Find a large project to work on while adjusting.
If you don’t keep busy, you will revert to a normal sleep cycle. In my first failed attempt at switching (on vacation more than two years ago), I didn’t have an ongoing project to keep me focused.

Use physiological “tricks” to teach your body the cycle. I found that using a dawn simulation trick worked nicely. Every time I went to lay down, I set my monitor to wait thirty-two minutes, then begin running a program that had a strobe effect along with some excessively loud music. I also used two alarm clocks, and during the day I would adjust my blinds such that the sun would start shining in my face roughly a half an hour later. These would force me to become somewhat conscious for a while, which was all I needed to keep going.


(Sidenote: Human alarm clocks work well too)

Days 3 to 10 are the hardest and least productive. I spent the adjustment period working on two projects, one involving programming and another involving writing. At the start of day three, I stored a backup of these projects because I knew that my thought processes were starting to become nonsensical and bizarre.

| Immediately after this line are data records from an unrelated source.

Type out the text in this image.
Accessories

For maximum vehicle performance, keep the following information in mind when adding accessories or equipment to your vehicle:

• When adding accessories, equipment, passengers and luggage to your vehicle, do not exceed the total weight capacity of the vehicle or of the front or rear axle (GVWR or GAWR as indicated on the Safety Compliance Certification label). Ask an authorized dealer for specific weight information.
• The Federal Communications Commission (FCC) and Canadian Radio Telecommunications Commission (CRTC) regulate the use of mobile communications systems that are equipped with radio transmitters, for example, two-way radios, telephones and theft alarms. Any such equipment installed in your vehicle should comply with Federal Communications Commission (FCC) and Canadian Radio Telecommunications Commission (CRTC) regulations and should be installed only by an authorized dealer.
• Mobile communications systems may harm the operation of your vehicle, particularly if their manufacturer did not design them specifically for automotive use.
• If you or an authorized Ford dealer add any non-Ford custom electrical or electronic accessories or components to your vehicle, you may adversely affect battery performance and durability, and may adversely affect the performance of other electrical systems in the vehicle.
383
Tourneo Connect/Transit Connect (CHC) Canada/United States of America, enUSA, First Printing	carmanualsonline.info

For the next week, I continued to “work” on the projects, but utterly failed to make any sensible progress (interestingly enough, the fiction I wrote in this period was entertaining in a Thomas Pynchon meets The Electric Company kind of way). Don’t expect to be hugely useful during the actual forced adjustment to compressed REM sleep.

Convert to a more nutritious diet. I’ve found that drinking a great deal of orange and apple juice makes the Uberman schedule easier to follow, as does eating plenty of vegetables and avoiding fatty foods like the plague.

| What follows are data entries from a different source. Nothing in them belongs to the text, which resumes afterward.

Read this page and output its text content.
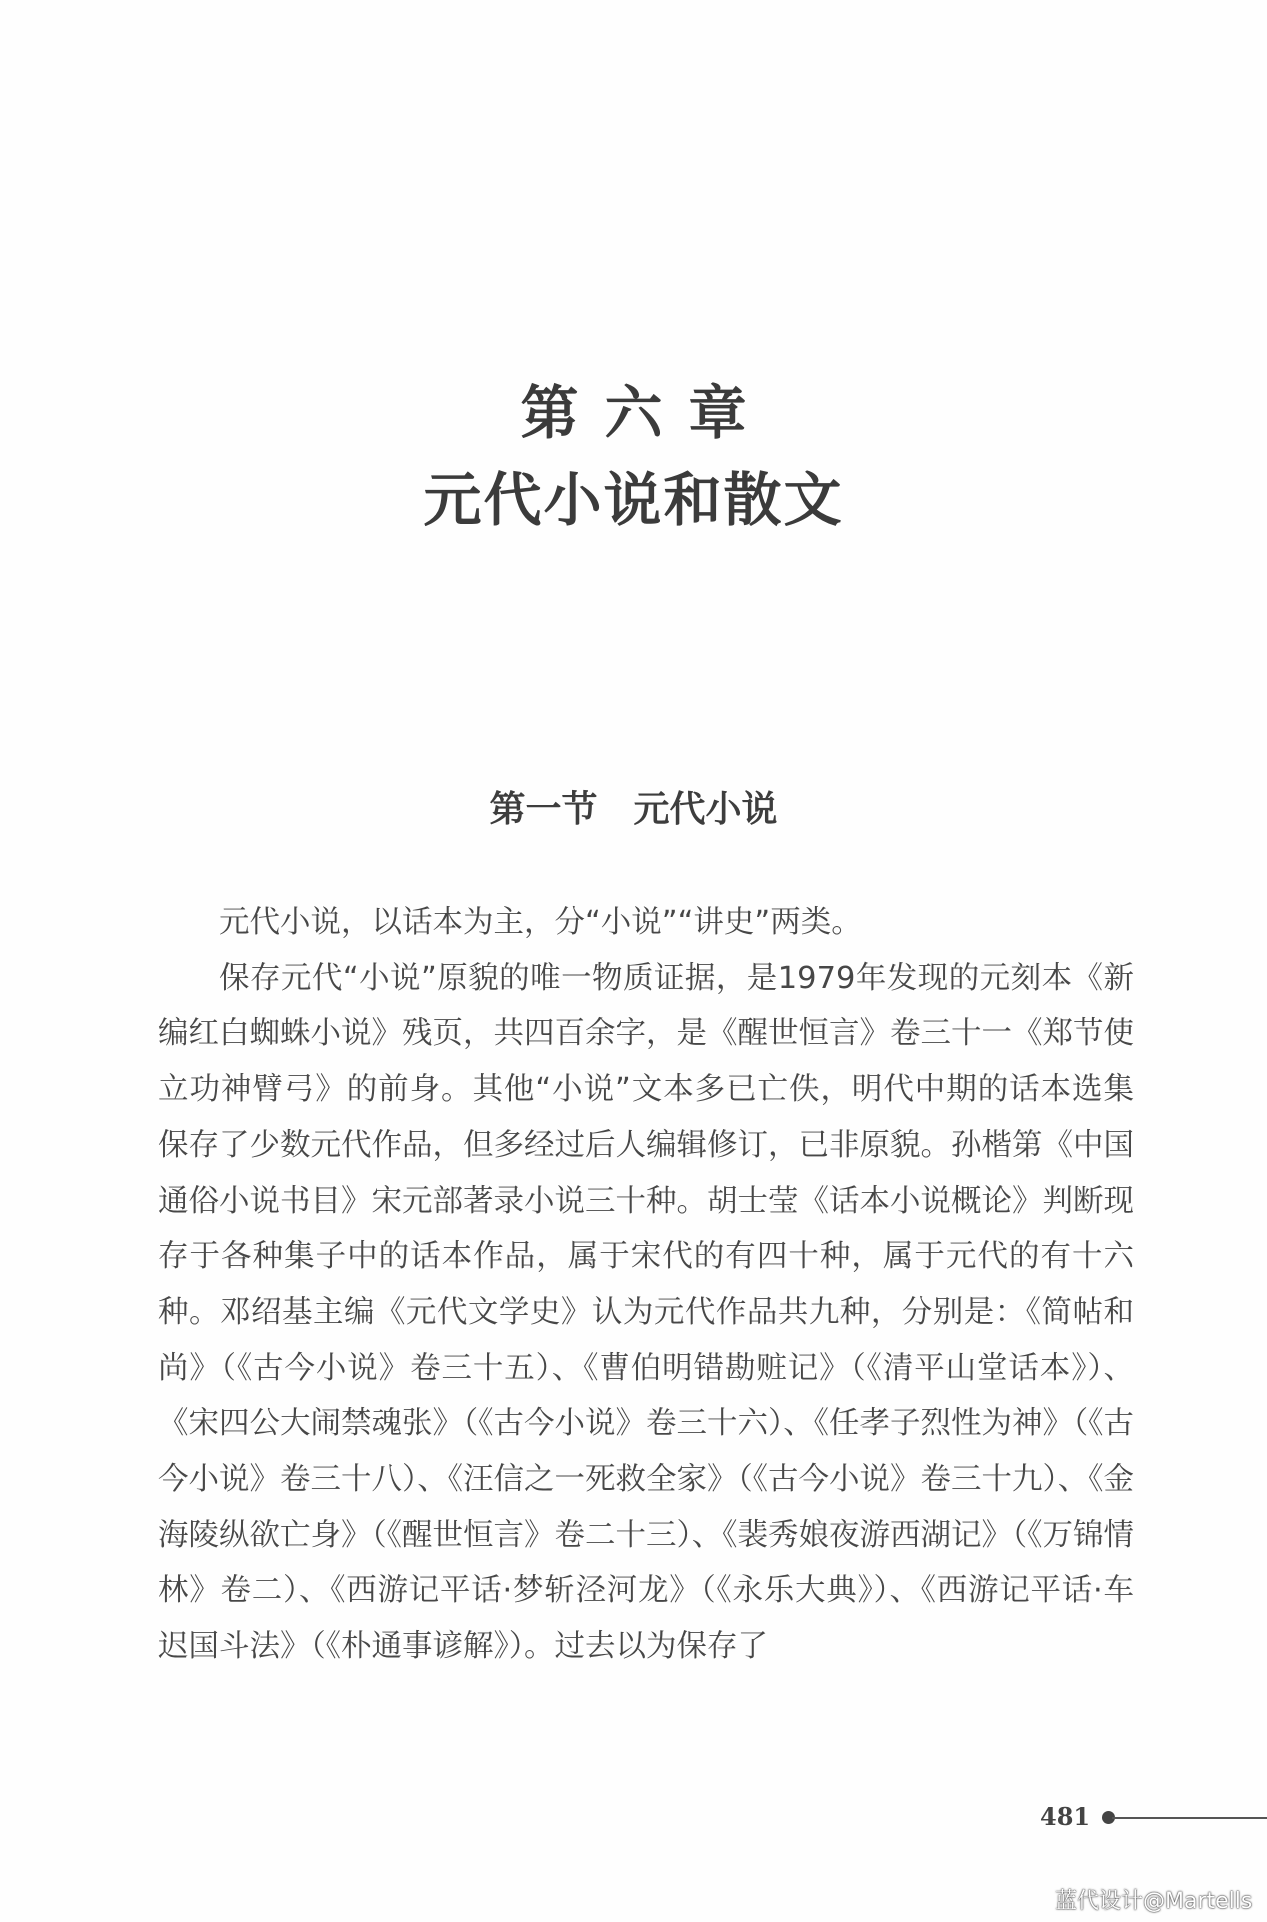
第六章
元代小说和散文
第一节　元代小说

元代小说，以话本为主，分“小说”“讲史”两类。

保存元代“小说”原貌的唯一物质证据，是1979年发现的元刻本《新编红白蜘蛛小说》残页，共四百余字，是《醒世恒言》卷三十一《郑节使立功神臂弓》的前身。其他“小说”文本多已亡佚，明代中期的话本选集保存了少数元代作品，但多经过后人编辑修订，已非原貌。孙楷第《中国通俗小说书目》宋元部著录小说三十种。胡士莹《话本小说概论》判断现存于各种集子中的话本作品，属于宋代的有四十种，属于元代的有十六种。邓绍基主编《元代文学史》认为元代作品共九种，分别是：《简帖和尚》（《古今小说》卷三十五）、《曹伯明错勘赃记》（《清平山堂话本》）、《宋四公大闹禁魂张》（《古今小说》卷三十六）、《任孝子烈性为神》（《古今小说》卷三十八）、《汪信之一死救全家》（《古今小说》卷三十九）、《金海陵纵欲亡身》（《醒世恒言》卷二十三）、《裴秀娘夜游西湖记》（《万锦情林》卷二）、《西游记平话·梦斩泾河龙》（《永乐大典》）、《西游记平话·车迟国斗法》（《朴通事谚解》）。过去以为保存了

481
蓝代设计@Martells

Yeah, I gave up when he mentioned turning into a zombie. I do that enough as it is.

The other downside? The social aspect.

Some of the great minds of history have allegedly tried to adhere to the Uberman (or some variation of it) sleep schedule. However, when it came time to hold meetings, conduct business, or try to engage in anything remotely social, some genius’ brain train had to make a snooze stop for at least a third of an hour ‘fore it could get back on track and manage professional matters anew. I imagine it can’t be easy on families, either. Or sex lives. Or your sense of time. Or your diet… according to one Quora user who’d be Uberman’ing for a while:

“After your body gets a handle on the extreme military-like conditions your stupidity is forcing onto it, it’s amazing and then unbearably boring. It’s not all it’s cracked up to be (…) Although you only sleep two hours a day (via six 20-minute naps), each nap feels like eight hours of sleep and every four hour segment feels eleven hours long; every day feels three days long.”

Also, the same dude described the too-real nature of the dreams you get while polyphasic napping:

“I had a nightmare in which a giant squid unexplainably pulled me down into the ocean— the fear I felt as I slowly died underwater from lack of oxygen was as real as the keyboard in front of me now, and when I died I woke up to real reality, which was just as vivid as what I’d just experienced.”

Vividly inimical squids? Getting dead underwater? Are we dreaming or dropping psychadelics here?

Aside from that deterrent (and the fact that my schedule wouldn’t allow this… and the fact that it takes me twenty minutes to fall asleep in the first place, making my total time in bed be at least 40 minutes), my personality and human habits in general wouldn’t fit this system either. The main drawback, as I see it, would be the fact that you only get four hours to get shiz done before you’re due for nap number next. And I dunno about you, but I have a whole process about getting up. There’s some stretching involved. A vat of caffeine. (Can you have stimulants on this schedule?) Then, there’s the complaining about being awake that’s equivalent in length to that of the nap I just took. If I knew the four hour countdown was already initiating the moment I woke up, sure, I’d be mowing through my to-do’s. But I’d be doing it in such a hysterical state, that I’d be executing all’a my tasks, major responsibilities, or projects people count on me to do correctly in a less than stellar fashion.


“What? What’s wrong with it? Is it the font?”

Verdict?

Between the adaptation phase and the isolating aspect – this sleep plan’s probably best for less social folk.

And “uber” useless for everyone else.